Files
hakmem/docs/TINY_C7_1KB_SEGV_TRIAGE.md

3.7 KiB
Raw Blame History

TINY 1KB (class7) SEGV Triage Plan

Scope

  • Reproducible SEGV on fixed-size 1KB bench: ./bench_fixed_size_hakmem 200000 1024 128
  • Persists with Direct-FC OFF. Likely in non-direct P0 or legacy refill path.
  • Goal: isolate failing path, capture backtrace, prove root cause, and patch with minimal deltas.

Quick Repro Matrix

  • Release (baseline):
    • ./build.sh release bench_fixed_size_hakmem
    • ./bench_fixed_size_hakmem 200000 1024 128 → SEGV
  • Disable P0 (all classes):
    • HAKMEM_TINY_P0_DISABLE=1 ./bench_fixed_size_hakmem 200000 1024 128 → Check (SEGV persists?)
  • Disable remote drain:
    • HAKMEM_TINY_P0_NO_DRAIN=1 ./bench_fixed_size_hakmem 200000 1024 128 → Check
  • Assume 1T (disable remote side-table):
    • HAKMEM_TINY_ASSUME_1T=1 ./bench_fixed_size_hakmem 200000 1024 128 → Check

Debug Build + Guards

  1. Build debug flavor
    • ./build.sh debug bench_fixed_size_hakmem
  2. Strong safety/guards
    • export HAKMEM_TINY_SAFE_FREE_STRICT=1
    • export HAKMEM_TINY_DEBUG_REMOTE_GUARD=1
    • export HAKMEM_INVALID_FREE_LOG=1
    • export HAKMEM_TINY_RF_FORCE_NOTIFY=1
  3. Run under gdb
    • gdb --args ./bench_fixed_size_hakmem 200000 1024 128
    • (gdb) run
    • On crash: (gdb) bt, (gdb) frame 0, (gdb) p/x *meta, (gdb) p tls->slab_idx, (gdb) p tls->ss, (gdb) p meta->used, (gdb) p meta->carved, (gdb) p meta->capacity

Hypotheses (ranked)

  1. Capacity/stride mismatch in class7 carve
    • class7 uses stride=1024 (no 1B header). Any code calculating with bs = class_size + 1 will overstep.
    • Check: superslab_init_slab() capacity, and any linear carve helper uses the same stride consistently.
  2. TLS slab switch with stale pointers (already fixed for P0 direct path; check legacy/P0-general)
    • After superslab_refill(), ensure tls = &g_tls_slabs[c]; meta = tls->meta; reloaded before counters/linear carve.
  3. Remote drain corrupts freelist
    • Verify sentinel cleared; ensure drain happens before freelist pop; check class7 path uses same ordering.

Files to Inspect

  • core/tiny_superslab_alloc.inc.h (superslab_refill, adopt_bind_if_safe, stride/capacity)
  • core/hakmem_tiny_refill.inc.h (legacy SLL refill, carve/pop ordering, bounds checks)
  • core/hakmem_tiny_refill_p0.inc.h (P0 general path C7 is currently guarded OFF for direct-FC; confirm P0 batch not entering for C7)
  • core/superslab/superslab_inline.h (remote drain, sentinel guard)

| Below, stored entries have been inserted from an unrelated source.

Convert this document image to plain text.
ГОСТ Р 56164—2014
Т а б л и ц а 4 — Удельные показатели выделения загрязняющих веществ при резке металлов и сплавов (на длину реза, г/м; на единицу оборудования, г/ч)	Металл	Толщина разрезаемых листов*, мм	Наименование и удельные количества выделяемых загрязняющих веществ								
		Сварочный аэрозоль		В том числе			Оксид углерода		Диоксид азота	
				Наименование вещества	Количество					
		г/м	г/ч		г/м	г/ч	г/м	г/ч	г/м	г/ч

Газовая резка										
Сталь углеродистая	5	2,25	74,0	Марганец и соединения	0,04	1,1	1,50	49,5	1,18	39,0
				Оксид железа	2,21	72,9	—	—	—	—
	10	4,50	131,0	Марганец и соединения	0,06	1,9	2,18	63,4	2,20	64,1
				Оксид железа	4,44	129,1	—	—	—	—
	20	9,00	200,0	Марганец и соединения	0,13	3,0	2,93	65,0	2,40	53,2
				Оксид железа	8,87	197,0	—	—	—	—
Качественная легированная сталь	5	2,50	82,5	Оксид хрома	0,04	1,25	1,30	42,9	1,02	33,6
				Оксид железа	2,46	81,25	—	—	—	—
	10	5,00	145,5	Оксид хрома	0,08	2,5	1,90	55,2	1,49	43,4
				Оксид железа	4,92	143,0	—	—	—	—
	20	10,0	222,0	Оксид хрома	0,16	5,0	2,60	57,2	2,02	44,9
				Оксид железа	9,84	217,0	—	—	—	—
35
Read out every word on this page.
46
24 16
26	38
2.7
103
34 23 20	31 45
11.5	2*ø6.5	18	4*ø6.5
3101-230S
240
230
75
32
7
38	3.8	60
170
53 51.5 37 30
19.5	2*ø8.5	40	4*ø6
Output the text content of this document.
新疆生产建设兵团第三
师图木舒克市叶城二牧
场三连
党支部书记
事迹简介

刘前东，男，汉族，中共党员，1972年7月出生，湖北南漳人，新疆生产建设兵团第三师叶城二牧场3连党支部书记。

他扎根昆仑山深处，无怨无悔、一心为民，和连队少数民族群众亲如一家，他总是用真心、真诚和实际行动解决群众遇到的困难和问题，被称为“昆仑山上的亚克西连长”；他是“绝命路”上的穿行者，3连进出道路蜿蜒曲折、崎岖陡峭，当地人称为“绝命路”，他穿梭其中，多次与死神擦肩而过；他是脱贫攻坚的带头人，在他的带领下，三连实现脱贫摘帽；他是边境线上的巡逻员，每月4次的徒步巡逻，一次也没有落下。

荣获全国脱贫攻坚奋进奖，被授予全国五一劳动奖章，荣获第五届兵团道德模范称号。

Instrumentation to Add (debug-only)

  • In superslab_init_slab(ss, idx, class_size, tid):
    • Compute stride = class_size + (class_idx != 7 ? 1 : 0); assert meta->capacity == usable/stride.
  • In linear carve path (legacy + P0-general):
    • Before write: assert meta->carved < meta->capacity; compute base and assert ptr < slab_base+usable.
  • After superslab_refill() in any loop: rebind tls/meta unconditionally.

Bisect Switches

  • Kill P0 entirely: HAKMEM_TINY_P0_DISABLE=1
  • Skip remote drain: HAKMEM_TINY_P0_NO_DRAIN=1
  • Assume ST mode: HAKMEM_TINY_ASSUME_1T=1
  • Disable simplified refills (if applicable): HAKMEM_TINY_SIMPLE_REFILL=0 (add if not present)

Patch Strategy (expected minimal fix)

  1. Make class7 stride consistently 1024 in all carve paths (no +1 header). Audit bs computations.
  2. Ensure tls/meta rebind after every superslab_refill() in non-direct paths.
  3. Enforce drain-before-pop ordering and sentinel clear.

Acceptance Criteria

  • ./bench_fixed_size_hakmem 200000 1024 128 passes 3/3 without SEGV.
  • Debug counters show active_delta == taken (no mismatch).
  • No invalid-free logs under STRICT mode.

Notes

  • We already defaulted C7 DirectFC to OFF and guarded P0 entry for C7 unless explicitly enabled (HAKMEM_TINY_P0_C7_ENABLE=1).
  • Focus on legacy/P0-general carve paths for C7.